1. Silence Isn’t Support

Silence can feel polite. Respectful. Even reassuring. But it’s not support.

Support is someone helping you see yourself clearly—especially when you’re too deep in the work to get perspective.

What most leaders get instead? Thanks. Surface-level affirmations. Safe, professional politeness.

But when that’s all you hear, you stop asking for more—not because you don’t want it, but because no one’s offering it. And slowly, that absence starts to feel like doubt.

“You start wondering… Am I leading well—or just managing not to break anything?”

2. When Feedback Finally Arrives, It’s Fallout

Here’s the real kicker: When feedback does show up, it often comes too late—after something’s gone wrong.

A complaint. A crisis. A review. And now the conversation isn’t about improvement. It’s about accountability.

It’s tense. Defensive. It doesn’t feel like a learning opportunity. It feels like a warning.

“When feedback only shows up in crisis, it stops being growth—and starts being threat.”

And from that point on, you start avoiding it. Not because you’re fragile. Because the system has taught you that feedback means something’s broken.

3. Without Feedback, Growth Becomes Guesswork

So what do you do? You guess. You overthink. You hold back ideas—not because they’re bad, but because you don’t know how they’ll land. You start editing yourself. Censoring your instincts.

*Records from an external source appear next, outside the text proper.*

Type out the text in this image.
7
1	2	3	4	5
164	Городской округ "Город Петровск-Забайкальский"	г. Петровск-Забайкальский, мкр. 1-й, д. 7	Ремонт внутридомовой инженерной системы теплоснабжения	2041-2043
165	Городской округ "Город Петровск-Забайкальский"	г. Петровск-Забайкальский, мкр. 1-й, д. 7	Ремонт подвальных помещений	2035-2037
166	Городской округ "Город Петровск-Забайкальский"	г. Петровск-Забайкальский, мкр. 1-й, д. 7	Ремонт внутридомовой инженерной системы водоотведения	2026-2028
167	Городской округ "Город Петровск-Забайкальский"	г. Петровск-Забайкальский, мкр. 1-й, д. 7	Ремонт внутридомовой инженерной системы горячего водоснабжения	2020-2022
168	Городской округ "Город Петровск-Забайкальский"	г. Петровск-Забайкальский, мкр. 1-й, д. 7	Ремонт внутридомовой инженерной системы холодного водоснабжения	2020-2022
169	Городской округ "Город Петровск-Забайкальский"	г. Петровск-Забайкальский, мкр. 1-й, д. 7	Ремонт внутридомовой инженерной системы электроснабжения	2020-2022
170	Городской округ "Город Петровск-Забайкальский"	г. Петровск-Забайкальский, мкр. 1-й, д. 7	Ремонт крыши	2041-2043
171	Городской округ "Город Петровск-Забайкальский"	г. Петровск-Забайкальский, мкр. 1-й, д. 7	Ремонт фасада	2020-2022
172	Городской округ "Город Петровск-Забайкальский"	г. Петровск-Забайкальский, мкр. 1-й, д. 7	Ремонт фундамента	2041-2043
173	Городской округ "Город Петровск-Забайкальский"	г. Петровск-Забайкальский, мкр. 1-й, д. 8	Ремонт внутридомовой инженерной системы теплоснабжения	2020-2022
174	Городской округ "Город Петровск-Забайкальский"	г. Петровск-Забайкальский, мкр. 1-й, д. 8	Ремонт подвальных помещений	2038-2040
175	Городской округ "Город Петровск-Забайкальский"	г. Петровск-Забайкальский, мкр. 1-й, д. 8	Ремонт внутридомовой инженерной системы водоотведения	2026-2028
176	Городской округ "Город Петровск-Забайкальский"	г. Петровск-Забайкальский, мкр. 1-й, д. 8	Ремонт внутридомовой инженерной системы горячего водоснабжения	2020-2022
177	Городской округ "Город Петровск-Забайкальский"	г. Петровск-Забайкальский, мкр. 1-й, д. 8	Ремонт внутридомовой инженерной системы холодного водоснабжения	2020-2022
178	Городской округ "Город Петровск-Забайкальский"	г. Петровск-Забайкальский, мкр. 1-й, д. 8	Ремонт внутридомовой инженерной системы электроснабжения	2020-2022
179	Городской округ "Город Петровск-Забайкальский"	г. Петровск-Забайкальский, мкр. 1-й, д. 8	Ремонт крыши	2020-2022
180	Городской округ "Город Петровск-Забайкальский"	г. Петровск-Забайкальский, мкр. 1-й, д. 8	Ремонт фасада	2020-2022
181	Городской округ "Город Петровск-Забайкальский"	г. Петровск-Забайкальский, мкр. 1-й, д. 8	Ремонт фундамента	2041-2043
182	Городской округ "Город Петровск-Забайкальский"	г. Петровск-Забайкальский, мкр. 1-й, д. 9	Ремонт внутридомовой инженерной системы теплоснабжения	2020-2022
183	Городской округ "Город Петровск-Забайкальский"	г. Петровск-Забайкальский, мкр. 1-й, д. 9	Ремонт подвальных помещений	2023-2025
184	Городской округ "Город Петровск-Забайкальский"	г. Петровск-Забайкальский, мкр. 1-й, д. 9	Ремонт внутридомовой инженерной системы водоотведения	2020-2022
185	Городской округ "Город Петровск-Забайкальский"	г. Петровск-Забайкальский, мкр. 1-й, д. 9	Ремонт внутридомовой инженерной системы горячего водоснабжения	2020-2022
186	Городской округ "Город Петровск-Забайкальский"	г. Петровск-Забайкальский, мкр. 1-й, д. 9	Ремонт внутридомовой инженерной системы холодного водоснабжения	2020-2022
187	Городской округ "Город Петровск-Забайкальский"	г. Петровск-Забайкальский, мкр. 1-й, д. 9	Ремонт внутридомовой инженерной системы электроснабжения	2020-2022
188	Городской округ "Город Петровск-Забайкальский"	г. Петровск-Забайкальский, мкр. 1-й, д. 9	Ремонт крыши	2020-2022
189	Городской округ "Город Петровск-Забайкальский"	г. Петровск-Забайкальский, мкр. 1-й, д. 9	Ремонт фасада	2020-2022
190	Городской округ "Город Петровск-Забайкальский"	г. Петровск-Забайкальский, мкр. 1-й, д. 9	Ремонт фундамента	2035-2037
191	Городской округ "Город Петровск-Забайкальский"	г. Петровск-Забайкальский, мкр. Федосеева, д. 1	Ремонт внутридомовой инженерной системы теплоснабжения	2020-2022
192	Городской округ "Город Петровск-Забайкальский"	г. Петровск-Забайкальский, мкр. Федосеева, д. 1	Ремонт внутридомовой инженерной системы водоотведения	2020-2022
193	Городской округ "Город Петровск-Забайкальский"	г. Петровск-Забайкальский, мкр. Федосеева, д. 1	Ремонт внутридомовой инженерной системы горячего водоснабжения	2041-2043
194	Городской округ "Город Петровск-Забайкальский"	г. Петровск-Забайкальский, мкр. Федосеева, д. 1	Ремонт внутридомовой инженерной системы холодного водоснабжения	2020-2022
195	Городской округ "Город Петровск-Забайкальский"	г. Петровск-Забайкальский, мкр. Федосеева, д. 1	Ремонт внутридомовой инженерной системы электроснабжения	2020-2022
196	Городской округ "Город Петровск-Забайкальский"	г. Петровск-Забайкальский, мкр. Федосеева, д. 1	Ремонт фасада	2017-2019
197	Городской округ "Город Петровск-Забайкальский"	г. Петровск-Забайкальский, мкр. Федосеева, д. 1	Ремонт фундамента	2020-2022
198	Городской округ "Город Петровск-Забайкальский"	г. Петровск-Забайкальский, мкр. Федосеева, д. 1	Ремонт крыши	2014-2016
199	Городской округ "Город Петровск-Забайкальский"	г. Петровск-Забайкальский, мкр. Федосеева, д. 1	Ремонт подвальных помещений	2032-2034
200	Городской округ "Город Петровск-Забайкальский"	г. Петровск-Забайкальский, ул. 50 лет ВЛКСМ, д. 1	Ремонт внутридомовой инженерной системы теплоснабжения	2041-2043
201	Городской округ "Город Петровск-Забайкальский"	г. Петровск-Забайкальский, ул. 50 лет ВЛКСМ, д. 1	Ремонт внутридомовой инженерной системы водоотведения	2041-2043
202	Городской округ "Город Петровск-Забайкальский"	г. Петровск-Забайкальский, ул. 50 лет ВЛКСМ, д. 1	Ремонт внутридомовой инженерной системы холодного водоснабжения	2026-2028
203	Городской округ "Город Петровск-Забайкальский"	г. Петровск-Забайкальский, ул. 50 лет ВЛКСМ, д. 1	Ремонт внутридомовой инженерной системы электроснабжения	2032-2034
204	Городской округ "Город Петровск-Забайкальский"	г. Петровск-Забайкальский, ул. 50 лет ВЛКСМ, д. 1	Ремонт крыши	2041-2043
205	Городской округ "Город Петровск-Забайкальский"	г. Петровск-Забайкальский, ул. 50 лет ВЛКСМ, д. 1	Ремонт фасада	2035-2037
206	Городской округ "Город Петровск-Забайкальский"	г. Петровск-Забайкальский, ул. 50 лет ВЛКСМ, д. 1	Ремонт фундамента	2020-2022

You’re still doing the job … but the internal compass is foggy.

“You haven’t failed. You’re just leading in a vacuum.” And vacuums are quiet. But they’re not safe. They’re empty.

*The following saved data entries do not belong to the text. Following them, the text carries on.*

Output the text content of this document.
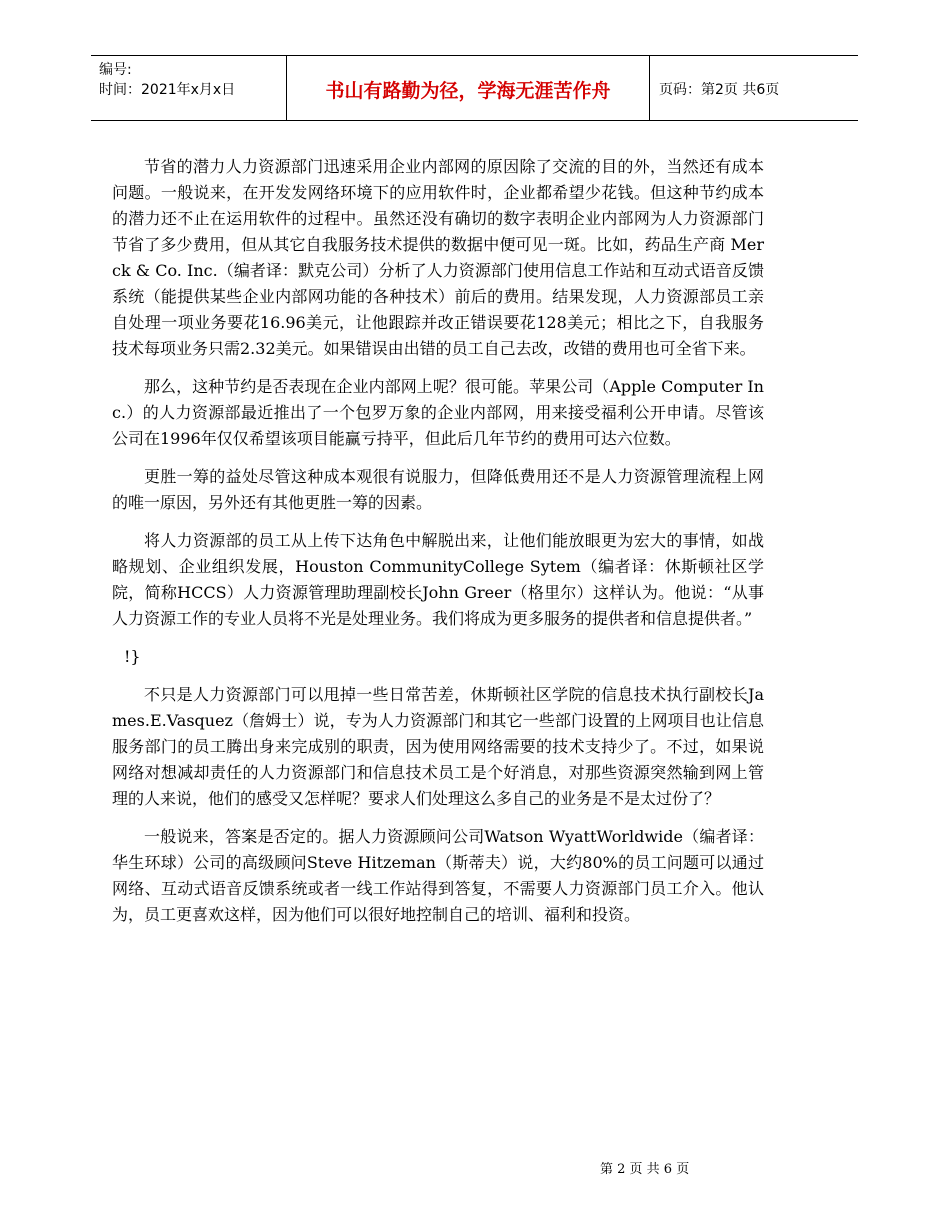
编号:
时间：2021年x月x日	书山有路勤为径，学海无涯苦作舟	页码：第2页 共6页

节省的潜力人力资源部门迅速采用企业内部网的原因除了交流的目的外，当然还有成本问题。一般说来，在开发发网络环境下的应用软件时，企业都希望少花钱。但这种节约成本的潜力还不止在运用软件的过程中。虽然还没有确切的数字表明企业内部网为人力资源部门节省了多少费用，但从其它自我服务技术提供的数据中便可见一斑。比如，药品生产商 Merck & Co. Inc.（编者译：默克公司）分析了人力资源部门使用信息工作站和互动式语音反馈系统（能提供某些企业内部网功能的各种技术）前后的费用。结果发现，人力资源部员工亲自处理一项业务要花16.96美元，让他跟踪并改正错误要花128美元；相比之下，自我服务技术每项业务只需2.32美元。如果错误由出错的员工自己去改，改错的费用也可全省下来。

那么，这种节约是否表现在企业内部网上呢？很可能。苹果公司（Apple Computer Inc.）的人力资源部最近推出了一个包罗万象的企业内部网，用来接受福利公开申请。尽管该公司在1996年仅仅希望该项目能赢亏持平，但此后几年节约的费用可达六位数。

更胜一筹的益处尽管这种成本观很有说服力，但降低费用还不是人力资源管理流程上网的唯一原因，另外还有其他更胜一筹的因素。

将人力资源部的员工从上传下达角色中解脱出来，让他们能放眼更为宏大的事情，如战略规划、企业组织发展，Houston CommunityCollege Sytem（编者译：休斯顿社区学院，简称HCCS）人力资源管理助理副校长John Greer（格里尔）这样认为。他说：“从事人力资源工作的专业人员将不光是处理业务。我们将成为更多服务的提供者和信息提供者。”

!}

不只是人力资源部门可以甩掉一些日常苦差，休斯顿社区学院的信息技术执行副校长James.E.Vasquez（詹姆士）说，专为人力资源部门和其它一些部门设置的上网项目也让信息服务部门的员工腾出身来完成别的职责，因为使用网络需要的技术支持少了。不过，如果说网络对想减却责任的人力资源部门和信息技术员工是个好消息，对那些资源突然输到网上管理的人来说，他们的感受又怎样呢？要求人们处理这么多自己的业务是不是太过份了？

一般说来，答案是否定的。据人力资源顾问公司Watson WyattWorldwide（编者译：华生环球）公司的高级顾问Steve Hitzeman（斯蒂夫）说，大约80%的员工问题可以通过网络、互动式语音反馈系统或者一线工作站得到答复，不需要人力资源部门员工介入。他认为，员工更喜欢这样，因为他们可以很好地控制自己的培训、福利和投资。

第 2 页 共 6 页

Challenge / Mindset Shift – Build Your Mirrors

So here’s the shift I want to offer: “You don’t need more praise. You need more mirrors.”

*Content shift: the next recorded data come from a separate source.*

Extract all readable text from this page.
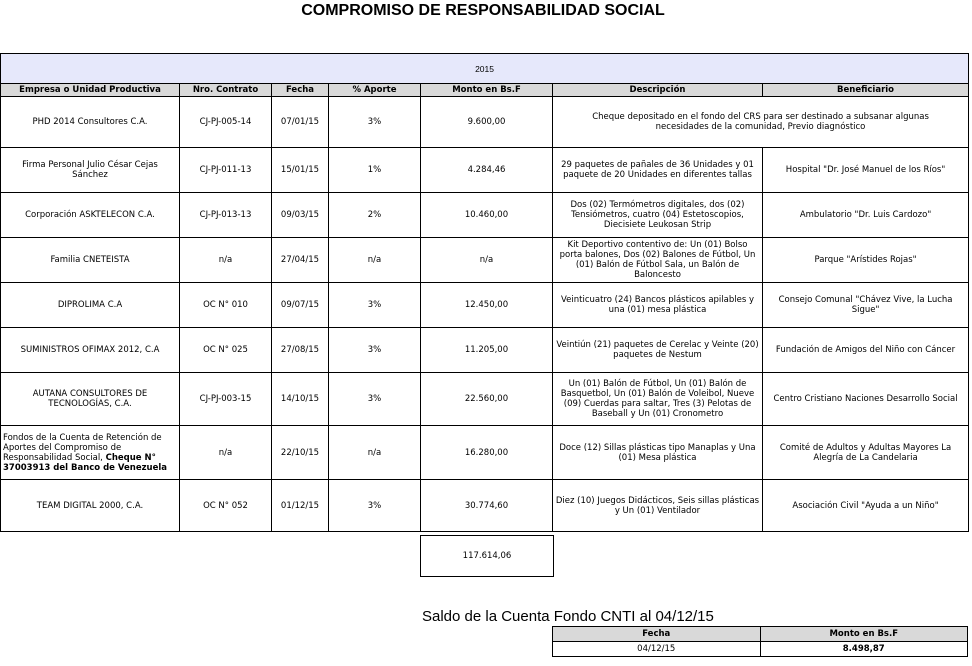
COMPROMISO DE RESPONSABILIDAD SOCIAL
2015						
Empresa o Unidad Productiva	Nro. Contrato	Fecha	% Aporte	Monto en Bs.F	Descripción	Beneficiario
PHD 2014 Consultores C.A.	CJ-PJ-005-14	07/01/15	3%	9.600,00	Cheque depositado en el fondo del CRS para ser destinado a subsanar algunas necesidades de la comunidad, Previo diagnóstico	
Firma Personal Julio César Cejas Sánchez	CJ-PJ-011-13	15/01/15	1%	4.284,46	29 paquetes de pañales de 36 Unidades y 01 paquete de 20 Unidades en diferentes tallas	Hospital "Dr. José Manuel de los Ríos"
Corporación ASKTELECON C.A.	CJ-PJ-013-13	09/03/15	2%	10.460,00	Dos (02) Termómetros digitales, dos (02) Tensiómetros, cuatro (04) Estetoscopios, Diecisiete Leukosan Strip	Ambulatorio "Dr. Luis Cardozo"
Familia CNETEISTA	n/a	27/04/15	n/a	n/a	Kit Deportivo contentivo de: Un (01) Bolso porta balones, Dos (02) Balones de Fútbol, Un (01) Balón de Fútbol Sala, un Balón de Baloncesto	Parque "Arístides Rojas"
DIPROLIMA C.A	OC N° 010	09/07/15	3%	12.450,00	Veinticuatro (24) Bancos plásticos apilables y una (01) mesa plástica	Consejo Comunal "Chávez Vive, la Lucha Sigue"
SUMINISTROS OFIMAX 2012, C.A	OC N° 025	27/08/15	3%	11.205,00	Veintiún (21) paquetes de Cerelac y Veinte (20) paquetes de Nestum	Fundación de Amigos del Niño con Cáncer
AUTANA CONSULTORES DE TECNOLOGÍAS, C.A.	CJ-PJ-003-15	14/10/15	3%	22.560,00	Un (01) Balón de Fútbol, Un (01) Balón de Basquetbol, Un (01) Balón de Voleibol, Nueve (09) Cuerdas para saltar, Tres (3) Pelotas de Baseball y Un (01) Cronometro	Centro Cristiano Naciones Desarrollo Social
Fondos de la Cuenta de Retención de Aportes del Compromiso de Responsabilidad Social, Cheque N° 37003913 del Banco de Venezuela	n/a	22/10/15	n/a	16.280,00	Doce (12) Sillas plásticas tipo Manaplas y Una (01) Mesa plástica	Comité de Adultos y Adultas Mayores La Alegría de La Candelaria
TEAM DIGITAL 2000, C.A.	OC N° 052	01/12/15	3%	30.774,60	Diez (10) Juegos Didácticos, Seis sillas plásticas y Un (01) Ventilador	Asociación Civil "Ayuda a un Niño"
117.614,06
Saldo de la Cuenta Fondo CNTI al 04/12/15
Fecha	Monto en Bs.F
04/12/15	8.498,87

Feedback isn’t about being right or wrong. It’s about being clear. And if the system isn’t giving you clarity—build it. Create it.

Maybe it’s a peer you check in with each term. Maybe it’s a monthly self-reflection. Maybe it’s just asking your team three honest questions after a big initiative. Whatever the mechanism—don’t wait for clarity to show up.

“Clarity doesn’t arrive. It’s created.”

Solutions Aligned to the Dimensions of Professional Wellness

This shift draws directly on two of the Professional Wellness Dimensions:

Reflective Growth

This isn’t just about external feedback. It’s about creating a habit of feedback for yourself. It means developing a rhythm of reflection—not just asking, “What did I do?”, but “How am I evolving?”

Too many leaders get stuck in doing the job and forget to grow inside it. That’s why this dimension exists—to build structured reflection into your leadership.

And if you’re unsure where to start? The Professional Wellness Snapshot gives you a clean, private read on exactly where you stand.

Authentic Relationships

Feedback only lands when trust exists. If you’re not getting meaningful input, ask yourself: “Have I made it safe for people to tell me the truth?”

This isn’t about being performatively vulnerable. It’s about building the kind of relationships that don’t require a crisis before someone speaks up.

“Feedback is relational. If you want truth, you have to make space for it.”